Dans les établissements d’hébergement pour personnes âgées dépendantes (EHPAD) que gère Thierry Bautrant, gérontopsychiatre, 70 à 80 % des résidents ont développé une démence de type Alzheimer ou apparentée et l’écrasante majorité sont concernés par des troubles du comportement, la plupart du temps non perturbateurs. Repérer un trouble, trouver sa cause et mettre en place une thérapie adaptée, c’est la démarche qu’il a entreprise dans son établissement, Le Domaine de la Source, près de Marseille.
« Une aide-soignante nous a rapporté avoir du mal à faire les soins d’une dame le soir, parce qu’elle s’y oppose avec agressivité, et y être parvenue finalement après lui avoir parlé d’Algérie, où cette dame avait vécu. Cette aide-soignante avait tout trouvé, se rappelle le gérontopsychiatre. L’opposition aux soins, certainement causée par de l’anxiété, c’est un trouble du comportement. A partir de son expérience, nous avons développé la thérapie par réminiscence. Nous avons cherché des photos de l’Algérie, cherché le village où elle est née, interrogé sa famille… » Une méthode qui peut se décliner de jour comme de nuit, en EHPAD comme à domicile. A Marseille, à travers l’association d’aidants à domicile A3 dont il est le président, Thierry Bautrant a développé une thérapie non médicamenteuse par les aidants qui a porté ses fruits. « Le conjoint connaît mieux que personne les capacités restantes de la personne », estime-t-il.
Une seconde expérimentation est en cours depuis janvier 2018 : elle consiste à élire 21 EHPAD à un accompagnement des troubles du comportement. « Nous avons mené une expérimentation sur trois troubles majeurs qui interviennent la nuit (le cri, la déambulation excessive et l’opposition) avec la mise en place d’un environnement et d’une prise en charge propice au sommeil et au lever du résident, explique-t-il. Nous avons modulé la lumière, le soir, en leur faisant écouter une musique douce. L’idée étant d’associer la baisse de luminosité à quelque chose de rassurant, de bienveillant, pour apaiser l’angoisse issue de l’inversion du cycle du sommeil, grave trouble qui survient avec la maladie d’Alzheimer. Nous avons aussi changé les couleurs des habits de soignants le soir et avons mis des horloges afin de renforcer l’orientation temporelle : il faut que les résidents repèrent qu’ils sont passés en horaire de nuit pour qu’ils ne s’affolent pas de ne voir plus que deux ou trois soignants au lieu de la vingtaine de personnes qu’ils côtoient en journée. » A ce stade de l’expérimentation, une diminution des trois troubles du comportement a été observée le jour et la nuit. Pour les heures extrêmes (20 h-22 h), seuls les troubles de déambulation excessive ont connu une évolution positive.

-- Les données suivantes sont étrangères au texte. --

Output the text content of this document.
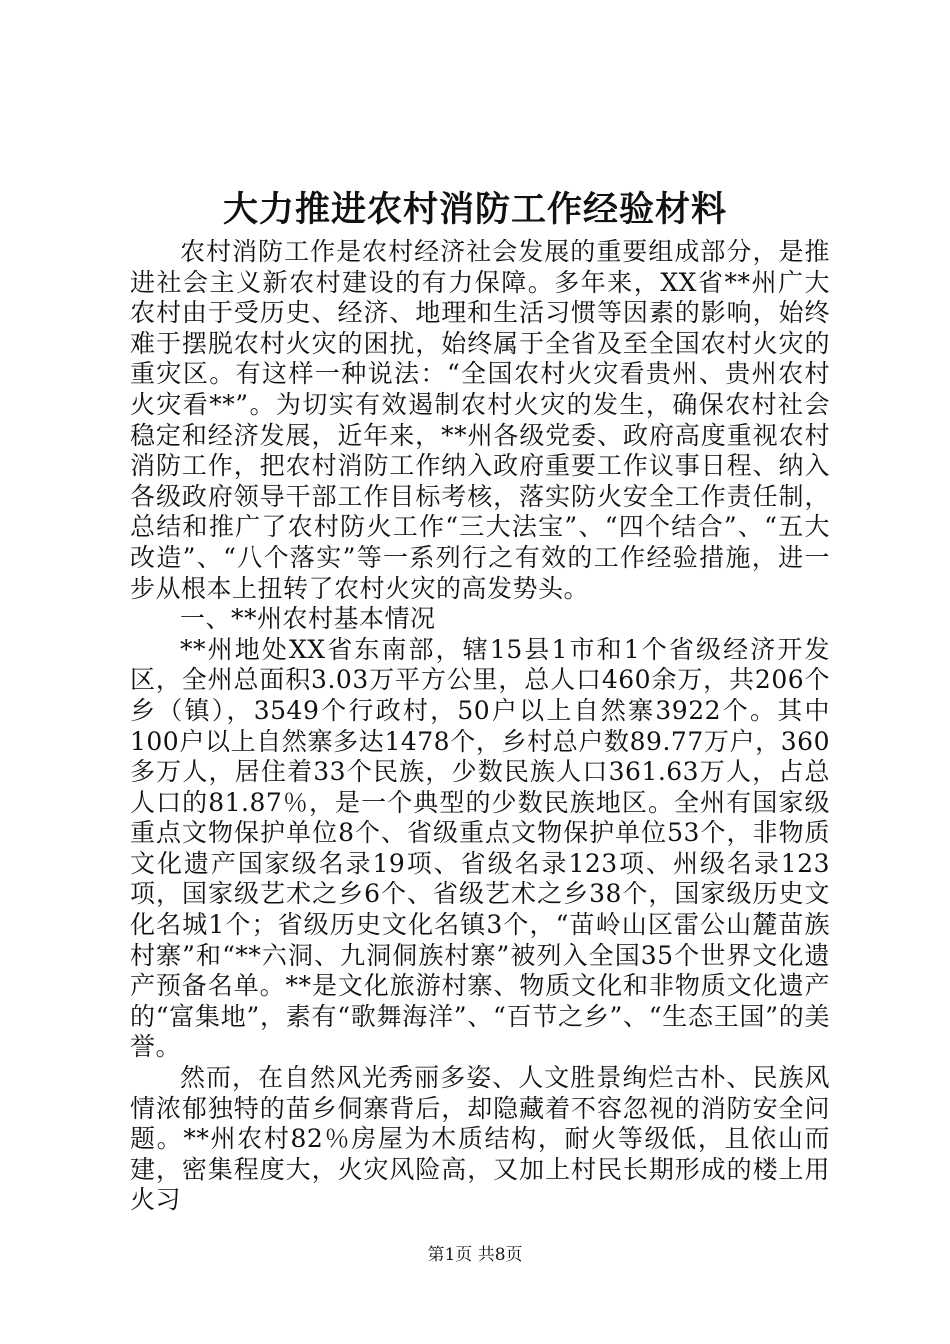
大力推进农村消防工作经验材料

农村消防工作是农村经济社会发展的重要组成部分，是推进社会主义新农村建设的有力保障。多年来，XX省**州广大农村由于受历史、经济、地理和生活习惯等因素的影响，始终难于摆脱农村火灾的困扰，始终属于全省及至全国农村火灾的重灾区。有这样一种说法：“全国农村火灾看贵州、贵州农村火灾看**”。为切实有效遏制农村火灾的发生，确保农村社会稳定和经济发展，近年来，**州各级党委、政府高度重视农村消防工作，把农村消防工作纳入政府重要工作议事日程、纳入各级政府领导干部工作目标考核，落实防火安全工作责任制，总结和推广了农村防火工作“三大法宝”、“四个结合”、“五大改造”、“八个落实”等一系列行之有效的工作经验措施，进一步从根本上扭转了农村火灾的高发势头。

一、**州农村基本情况

**州地处XX省东南部，辖15县1市和1个省级经济开发区，全州总面积3.03万平方公里，总人口460余万，共206个乡（镇），3549个行政村，50户以上自然寨3922个。其中100户以上自然寨多达1478个，乡村总户数89.77万户，360多万人，居住着33个民族，少数民族人口361.63万人，占总人口的81.87％，是一个典型的少数民族地区。全州有国家级重点文物保护单位8个、省级重点文物保护单位53个，非物质文化遗产国家级名录19项、省级名录123项、州级名录123项，国家级艺术之乡6个、省级艺术之乡38个，国家级历史文化名城1个；省级历史文化名镇3个，“苗岭山区雷公山麓苗族村寨”和“**六洞、九洞侗族村寨”被列入全国35个世界文化遗产预备名单。**是文化旅游村寨、物质文化和非物质文化遗产的“富集地”，素有“歌舞海洋”、“百节之乡”、“生态王国”的美誉。

然而，在自然风光秀丽多姿、人文胜景绚烂古朴、民族风情浓郁独特的苗乡侗寨背后，却隐藏着不容忽视的消防安全问题。**州农村82％房屋为木质结构，耐火等级低，且依山而建，密集程度大，火灾风险高，又加上村民长期形成的楼上用火习

第1页 共8页
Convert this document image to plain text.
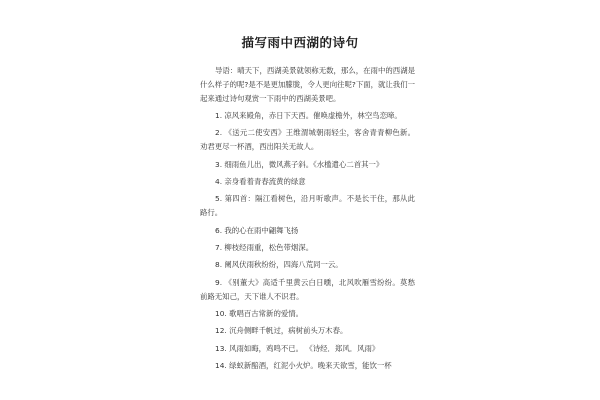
描写雨中西湖的诗句

导语：晴天下，西湖美景就领称无数，那么，在雨中的西湖是什么样子的呢?是不是更加朦胧，令人更向往呢?下面，就让我们一起来通过诗句观赏一下雨中的西湖美景吧。

1. 凉风来殿角，赤日下天西。催唤虚檐外，林空鸟恋啼。

2. 《送元二使安西》王维渭城朝雨轻尘，客舍青青柳色新。劝君更尽一杯酒，西出阳关无故人。

3. 细雨鱼儿出，微风燕子斜。《水槛遣心二首其一》

4. 亲身看着青春流黄的绿意

5. 第四首：隔江看树色，沿月听歌声。不是长干住，那从此路行。

6. 我的心在雨中翩舞飞扬

7. 柳枝经雨重，松色带烟深。

8. 阑风伏雨秋纷纷，四海八荒同一云。

9. 《别董大》高适千里黄云白日曛，北风吹雁雪纷纷。莫愁前路无知己，天下谁人不识君。

10. 歌唱百古常新的爱情。

12. 沉舟侧畔千帆过，病树前头万木春。

13. 风雨如晦，鸡鸣不已。 《诗经．郑风．风雨》

14. 绿蚁新醅酒，红泥小火炉。晚来天欲雪，能饮一杯
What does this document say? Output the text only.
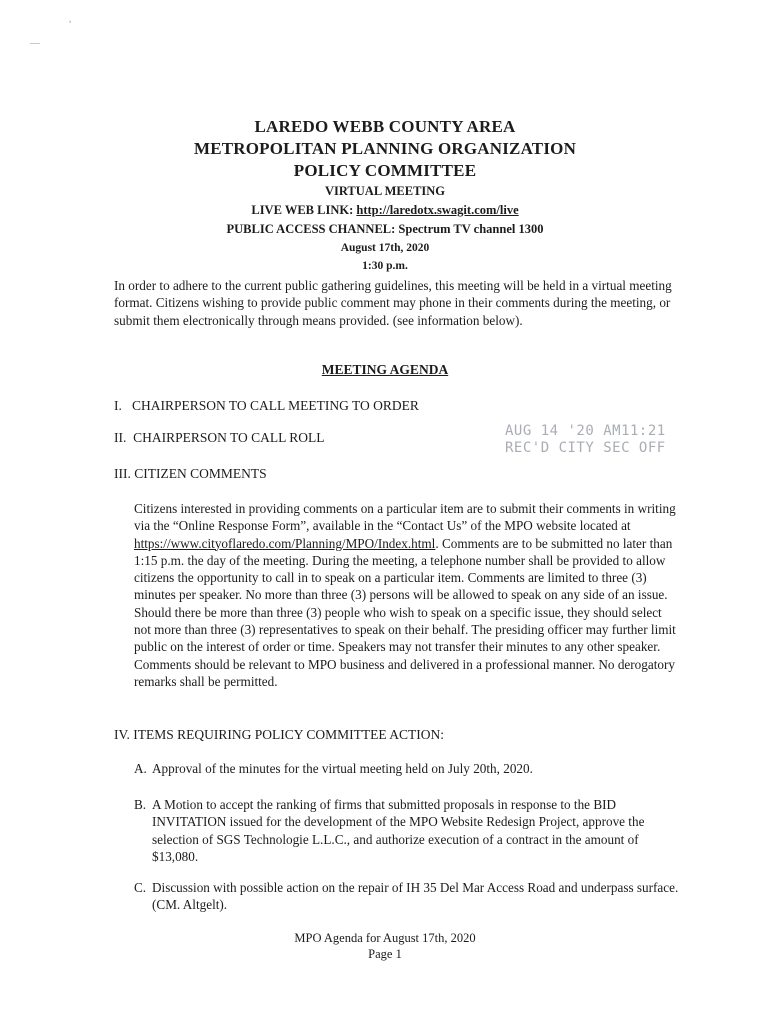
ʾ
—
LAREDO WEBB COUNTY AREA
METROPOLITAN PLANNING ORGANIZATION
POLICY COMMITTEE
VIRTUAL MEETING
LIVE WEB LINK: http://laredotx.swagit.com/live
PUBLIC ACCESS CHANNEL: Spectrum TV channel 1300
August 17th, 2020
1:30 p.m.
In order to adhere to the current public gathering guidelines, this meeting will be held in a virtual meeting format. Citizens wishing to provide public comment may phone in their comments during the meeting, or submit them electronically through means provided. (see information below).
MEETING AGENDA
I.   CHAIRPERSON TO CALL MEETING TO ORDER
II.  CHAIRPERSON TO CALL ROLL
III. CITIZEN COMMENTS
AUG 14 '20 AM11:21
REC'D CITY SEC OFF
Citizens interested in providing comments on a particular item are to submit their comments in writing via the “Online Response Form”, available in the “Contact Us” of the MPO website located at https://www.cityoflaredo.com/Planning/MPO/Index.html. Comments are to be submitted no later than 1:15 p.m. the day of the meeting. During the meeting, a telephone number shall be provided to allow citizens the opportunity to call in to speak on a particular item. Comments are limited to three (3) minutes per speaker. No more than three (3) persons will be allowed to speak on any side of an issue. Should there be more than three (3) people who wish to speak on a specific issue, they should select not more than three (3) representatives to speak on their behalf. The presiding officer may further limit public on the interest of order or time. Speakers may not transfer their minutes to any other speaker. Comments should be relevant to MPO business and delivered in a professional manner. No derogatory remarks shall be permitted.
IV. ITEMS REQUIRING POLICY COMMITTEE ACTION:
A. Approval of the minutes for the virtual meeting held on July 20th, 2020.
B. A Motion to accept the ranking of firms that submitted proposals in response to the BID INVITATION issued for the development of the MPO Website Redesign Project, approve the selection of SGS Technologie L.L.C., and authorize execution of a contract in the amount of $13,080.
C. Discussion with possible action on the repair of IH 35 Del Mar Access Road and underpass surface. (CM. Altgelt).
MPO Agenda for August 17th, 2020
Page 1
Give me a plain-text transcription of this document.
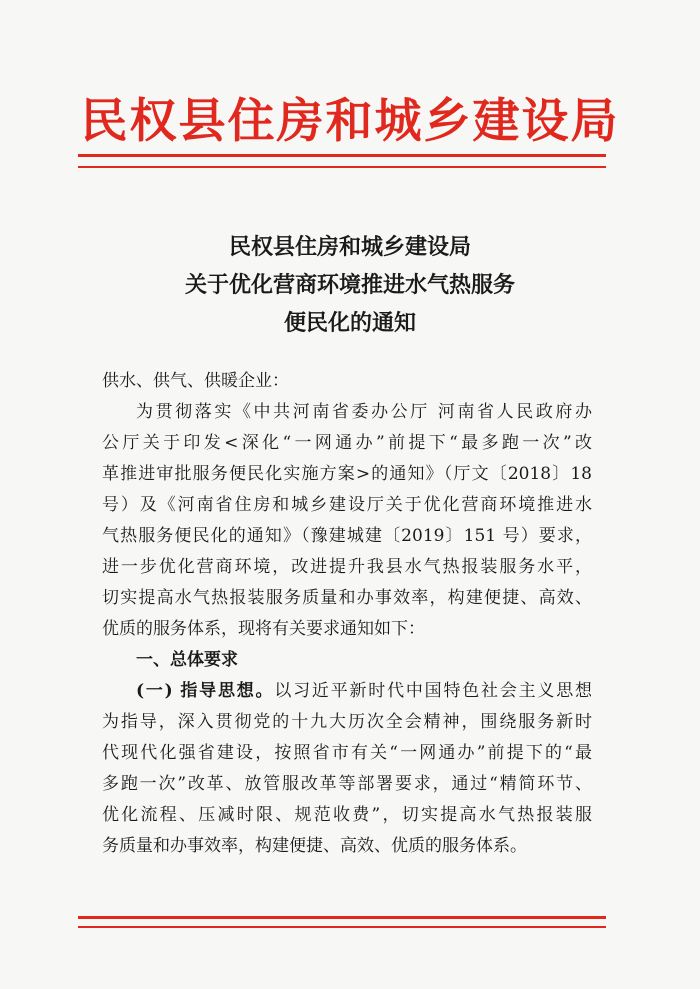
民权县住房和城乡建设局
民权县住房和城乡建设局
关于优化营商环境推进水气热服务
便民化的通知
供水、供气、供暖企业：
为贯彻落实《中共河南省委办公厅 河南省人民政府办
公厅关于印发<深化“一网通办”前提下“最多跑一次”改
革推进审批服务便民化实施方案>的通知》（厅文〔2018〕18
号）及《河南省住房和城乡建设厅关于优化营商环境推进水
气热服务便民化的通知》（豫建城建〔2019〕151 号）要求，
进一步优化营商环境，改进提升我县水气热报装服务水平，
切实提高水气热报装服务质量和办事效率，构建便捷、高效、
优质的服务体系，现将有关要求通知如下：
一、总体要求
(一) 指导思想。以习近平新时代中国特色社会主义思想
为指导，深入贯彻党的十九大历次全会精神，围绕服务新时
代现代化强省建设，按照省市有关“一网通办”前提下的“最
多跑一次”改革、放管服改革等部署要求，通过“精简环节、
优化流程、压减时限、规范收费”，切实提高水气热报装服
务质量和办事效率，构建便捷、高效、优质的服务体系。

« Il s’agit aussi de ne jamais mettre la personne en échec, d’évaluer ses capacités restantes en permanence, souligne Thierry Bautrant. Nous avons eu le cas d’un pâtissier en situation de déclin rapide qui s’opposait aux soins. Le soir, on lui a fait faire de la pâtisserie, qui était, au début, de haut niveau. Puis on lui a demandé de simplement battre les œufs en neige, puis finalement de passer le rouleau : on l’a accompagné étape par étape dans le déclin. Les méthodes Montessori, la réorientation, les thérapies par la réminiscence en se mettant en lien avec le passé de la personne pour ensuite travailler le trouble, sont autant de procédés qu’on peut mettre en place. » Le tout, pour finalement diminuer l’épuisement du personnel, éviter que les troubles non traités ne se transforment en troubles perturbateurs, et la prescription de psychotropes au but de contention physique.